I got out of the largish waves today, only to meet a ton of people on the cliff looking angrily at each other. I blurted out, get out in the water and stop intimidating! Two entire groups of people that were in this non verbal confrontation let their guard down and walked on!
Then every kid with his girlfriend or skateboard looked at me angrily while I changed. I eventually said, in a very fatherly tone, it’s OK. You don’t have to be afraid. And then they sort of lightened up. Then a whole group of separate couples came by, all seemingly suspicious of each other. So I said, we don’t have to be afraid of each other! Everyone has a heart! And they smiled.

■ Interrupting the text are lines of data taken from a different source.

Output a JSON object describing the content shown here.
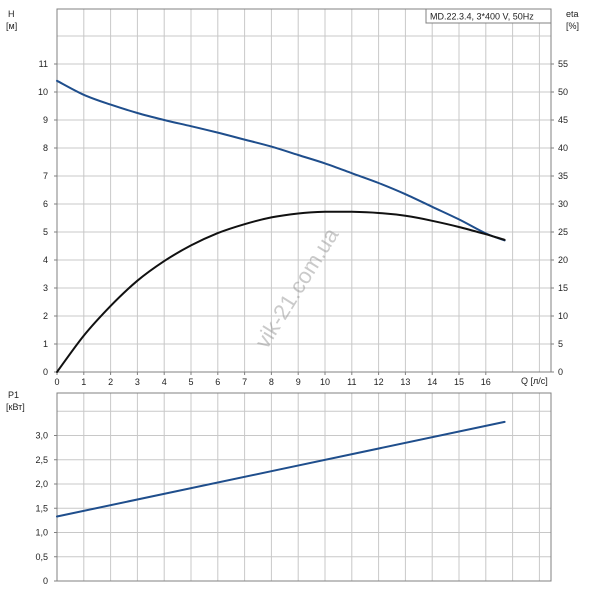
{
  "chart_data": [
    {
      "type": "line",
      "subtitle": "MD.22.3.4, 3*400 V, 50Hz",
      "xlabel": "Q [л/с]",
      "ylabel": "H",
      "ylabel_unit": "[м]",
      "y2label": "eta",
      "y2label_unit": "[%]",
      "xlim": [
        0,
        18
      ],
      "x_ticks": [
        0,
        1,
        2,
        3,
        4,
        5,
        6,
        7,
        8,
        9,
        10,
        11,
        12,
        13,
        14,
        15,
        16
      ],
      "ylim": [
        0,
        12
      ],
      "y_ticks": [
        0,
        1,
        2,
        3,
        4,
        5,
        6,
        7,
        8,
        9,
        10,
        11
      ],
      "y2lim": [
        0,
        60
      ],
      "y2_ticks": [
        0,
        5,
        10,
        15,
        20,
        25,
        30,
        35,
        40,
        45,
        50,
        55
      ],
      "grid": true,
      "series": [
        {
          "axis": "left",
          "color": "#1f4e8c",
          "x": [
            0,
            1,
            2,
            3,
            4,
            5,
            6,
            7,
            8,
            9,
            10,
            11,
            12,
            13,
            14,
            15,
            16,
            16.7
          ],
          "y": [
            10.4,
            9.9,
            9.55,
            9.25,
            9.0,
            8.78,
            8.55,
            8.3,
            8.05,
            7.75,
            7.45,
            7.1,
            6.75,
            6.35,
            5.9,
            5.45,
            4.95,
            4.7
          ]
        },
        {
          "axis": "right",
          "color": "#111111",
          "x": [
            0,
            1,
            2,
            3,
            4,
            5,
            6,
            7,
            8,
            9,
            10,
            11,
            12,
            13,
            14,
            15,
            16,
            16.7
          ],
          "y": [
            0,
            6.5,
            11.8,
            16.3,
            19.8,
            22.6,
            24.8,
            26.4,
            27.6,
            28.3,
            28.6,
            28.6,
            28.4,
            27.9,
            27.0,
            25.9,
            24.6,
            23.6
          ]
        }
      ]
    },
    {
      "type": "line",
      "ylabel": "P1",
      "ylabel_unit": "[кВт]",
      "xlim": [
        0,
        18
      ],
      "ylim": [
        0,
        3.5
      ],
      "y_ticks": [
        0,
        0.5,
        1.0,
        1.5,
        2.0,
        2.5,
        3.0
      ],
      "y_tick_labels": [
        "0",
        "0,5",
        "1,0",
        "1,5",
        "2,0",
        "2,5",
        "3,0"
      ],
      "grid": true,
      "series": [
        {
          "color": "#1f4e8c",
          "x": [
            0,
            16.7
          ],
          "y": [
            1.33,
            3.28
          ]
        }
      ]
    }
  ],
  "watermark": "vik-21.com.ua"
}
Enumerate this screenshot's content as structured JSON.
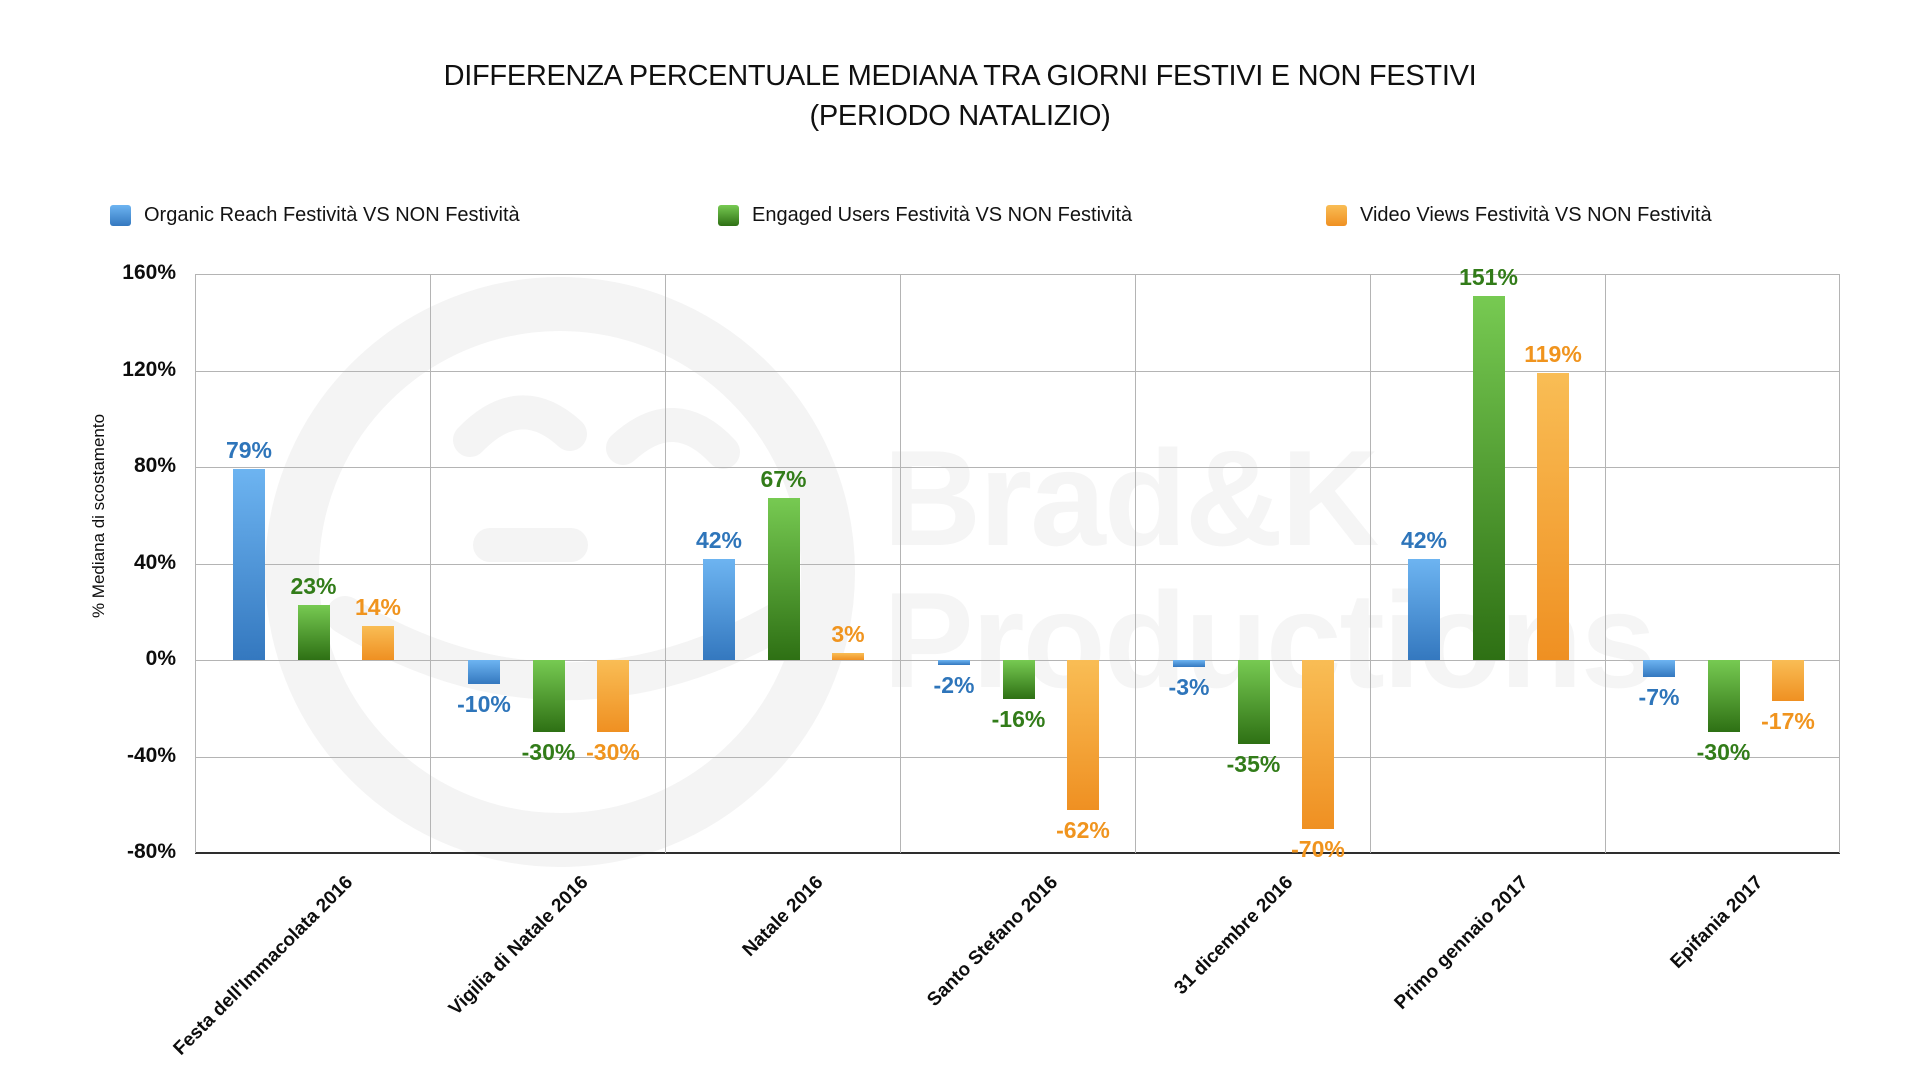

So, I think this was good. Better than acting neurotic.
It’s like when a long boarder takes your wave. Or like when I met Stacey.
The short boarder gets a wave. And rides it well. It’s the culmination of years of practice, experience, balance, and strength. Just getting up in grace is a major feat. Then slamming across the wave, reading it, keeping speed. But then, the self absorbed long bairder decides to paddle into the coming wave. His ego itself almost stops the humble, sensitive, short boarder. And that’s just the thing. The world is full of truly sensitive, truly humble people, giving up their lives for others, and constantly being trumped by egotistical idiots. And I was one of them. In order to do something great, you have to be vulnerable. And you inevitably get hit over and over by the invulnerable.